Monday, April 9, 2012

Incredibly Thankful

I sit here to write because I knew I wanted to share with you today but I am not sure quite yet where it will lead. Much like my meditation and animal communication sessions this morning; I didn't know where they would lead when I sat down. I know that I want to express my deepest appreciation for Beth. She has been and is the kind of friend that everyone wants in life. One that doesn't judge, sees you for who you really are, supports you no matter what, and is honest with you. Things are changing for me and seems like the changes are coming more quickly. She has been a rock of support for me and helping me when I get a little lost (though I am never really lost). She has brought so much clarity for me with my animals and has also encouraged me to trust my own abilities to communicate with animals. I am forever grateful for her wisdom, insight, and friendship. I am blessed to have her in my life.

Seems like the theme recently is about gratitude. I am incredibly thankful for so many things. I am thankful for this Earth and the life it supports me to have. I am thankful to Jesus for giving us his life. I am thankful to the people that love and support me on my journey. I am thankful for my wonderful husband who stands by my side and has encouraged me to follow my heart from day one. He never once has questioned or doubted my abilities and he is unwavering in his support. I am thankful for the animals that share their messages with me. I am thankful for the abilities I have been blessed with. I am thankful to the spirits I have met that have shown me a new route to explore. I am thankful for the roof over my head and the food on my plate.
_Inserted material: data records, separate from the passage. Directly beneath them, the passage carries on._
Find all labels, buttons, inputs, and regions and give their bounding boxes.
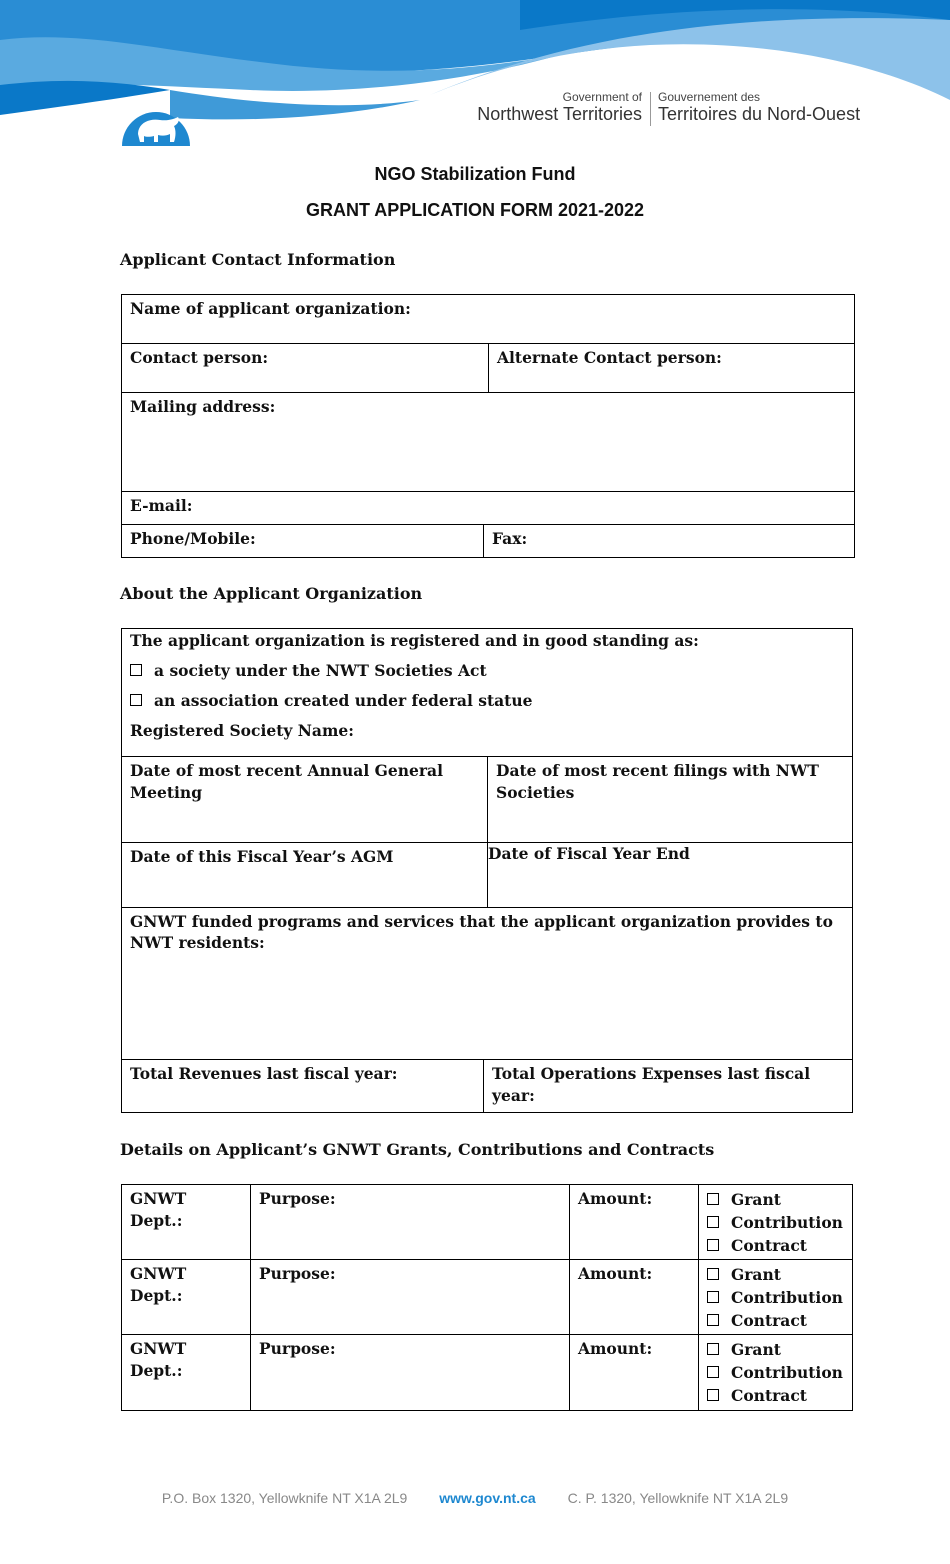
org-name-field[interactable] [121, 294, 855, 344]
row1-option-contribution[interactable] [707, 1211, 844, 1234]
fiscal-agm-field[interactable] [121, 842, 488, 908]
phone-label: Phone/Mobile: [130, 529, 256, 548]
contract-label: Contract [731, 1236, 807, 1255]
email-field[interactable] [121, 491, 855, 525]
form-title: GRANT APPLICATION FORM 2021-2022 [305, 200, 645, 220]
option-society[interactable] [130, 660, 487, 682]
alt-contact-label: Alternate Contact person: [497, 348, 722, 367]
row2-purpose-field[interactable] [250, 1259, 570, 1335]
row1-purpose-field[interactable] [250, 1184, 570, 1260]
amount-label: Amount: [578, 1339, 653, 1358]
recent-filings-label: Date of most recent filings with NWT Societies [496, 761, 819, 802]
contact-person-field[interactable] [121, 343, 489, 393]
purpose-label: Purpose: [259, 1189, 336, 1208]
recent-agm-field[interactable] [121, 756, 488, 843]
contact-person-label: Contact person: [130, 348, 269, 367]
checkbox-icon[interactable] [707, 1239, 719, 1251]
fax-field[interactable] [483, 524, 855, 558]
purpose-label: Purpose: [259, 1264, 336, 1283]
footer-address-en: P.O. Box 1320, Yellowknife NT X1A 2L9 [161, 1490, 408, 1506]
wordmark-divider [650, 92, 651, 126]
option-federal-label: an association created under federal statue [154, 691, 533, 710]
row3-type-options [698, 1334, 853, 1411]
checkbox-icon[interactable] [707, 1193, 719, 1205]
fiscal-agm-label: Date of this Fiscal Year’s AGM [130, 847, 394, 866]
checkbox-society-icon[interactable] [130, 664, 142, 676]
option-federal[interactable] [130, 690, 532, 712]
checkbox-icon[interactable] [707, 1343, 719, 1355]
fund-title: NGO Stabilization Fund [374, 164, 576, 184]
org-name-label: Name of applicant organization: [130, 299, 411, 318]
checkbox-icon[interactable] [707, 1366, 719, 1378]
dept-label: GNWT Dept.: [130, 1264, 187, 1305]
expenses-field[interactable] [483, 1059, 853, 1113]
alt-contact-field[interactable] [488, 343, 855, 393]
section-details-heading: Details on Applicant’s GNWT Grants, Contributions and Contracts [120, 1140, 715, 1159]
row3-dept-field[interactable] [121, 1334, 251, 1411]
amount-label: Amount: [578, 1189, 653, 1208]
checkbox-icon[interactable] [707, 1389, 719, 1401]
email-label: E-mail: [130, 496, 193, 515]
society-name-field[interactable] [130, 720, 354, 742]
row3-purpose-field[interactable] [250, 1334, 570, 1411]
section-contact-heading: Applicant Contact Information [120, 250, 396, 269]
dept-label: GNWT Dept.: [130, 1339, 187, 1380]
amount-label: Amount: [578, 1264, 653, 1283]
row2-option-contract[interactable] [707, 1309, 844, 1332]
gov-fr-big: Territoires du Nord-Ouest [658, 104, 861, 124]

I sat in quiet meditation this morning before I began communication with a few different animals. It is such a peaceful place to be in. No thoughts, no worries just being. A dog shared with me her need for a raw food diet~ I am encouraged by the response of the owner that she, just this morning, talked about changing to raw with her animals. Lady, my horse, shared with me her love and support. This is a horse that is irreplaceable. She is a once in a lifetime horse. She went through a depression that scared me. She is losing weight and picking at her food. I am encouraged after spending some quiet, quality time with her that she has perked up again. We have plans to do something special, just her and I. It is very inspiring how the universe works to bring our attention back to something and how it makes room for change and growth. I have never forgotten Lady's importance to me but with life occurring I forgot to be conscious of the importance of her in my life. She is like the North Star in my life. Ever present, guiding me, supporting my journey. There are many new stars in my life that light up my world and excite me but none will ever compare to the brilliance of the North Star. She, like the North Star, is unwavering in her love and support of my journey and she is the light in my life that always keeps me moving forward, learning, and expanding.
Lady

I was in awe this morning.  I talked with a few animals and then cleansed the land I was on and allowed peace and harmony to support all the creatures that are there. I asked the Earth to make this a safe haven and place where animals can come to find compassion and understanding. I was moved by each of my horses, especially Zoe, using their individual  gifts to support the energy and land there. I opened my eyes to see that the horses, dogs, cat, and I had aligned in a circle. It was pure brilliance! There was such love, compassion, understanding, and openness in the moment. I am so thankful for the experience. I am touched by the animals that have chosen to share their life with me.

I started this blog no knowing what I would write today. After all has been said I am still thankful the the ability to communicate with you my journey. I am moved to tears; something that has not always come easily for me. I have doubted myself and my abilities so much through my life that I was unfeeling and resentful at times. Now with the full confidence and support I move forward and share messages with so many. I am incredibly thankful for the growth in my life. I feel I have found my voice and inner strength to share this message. Thank you.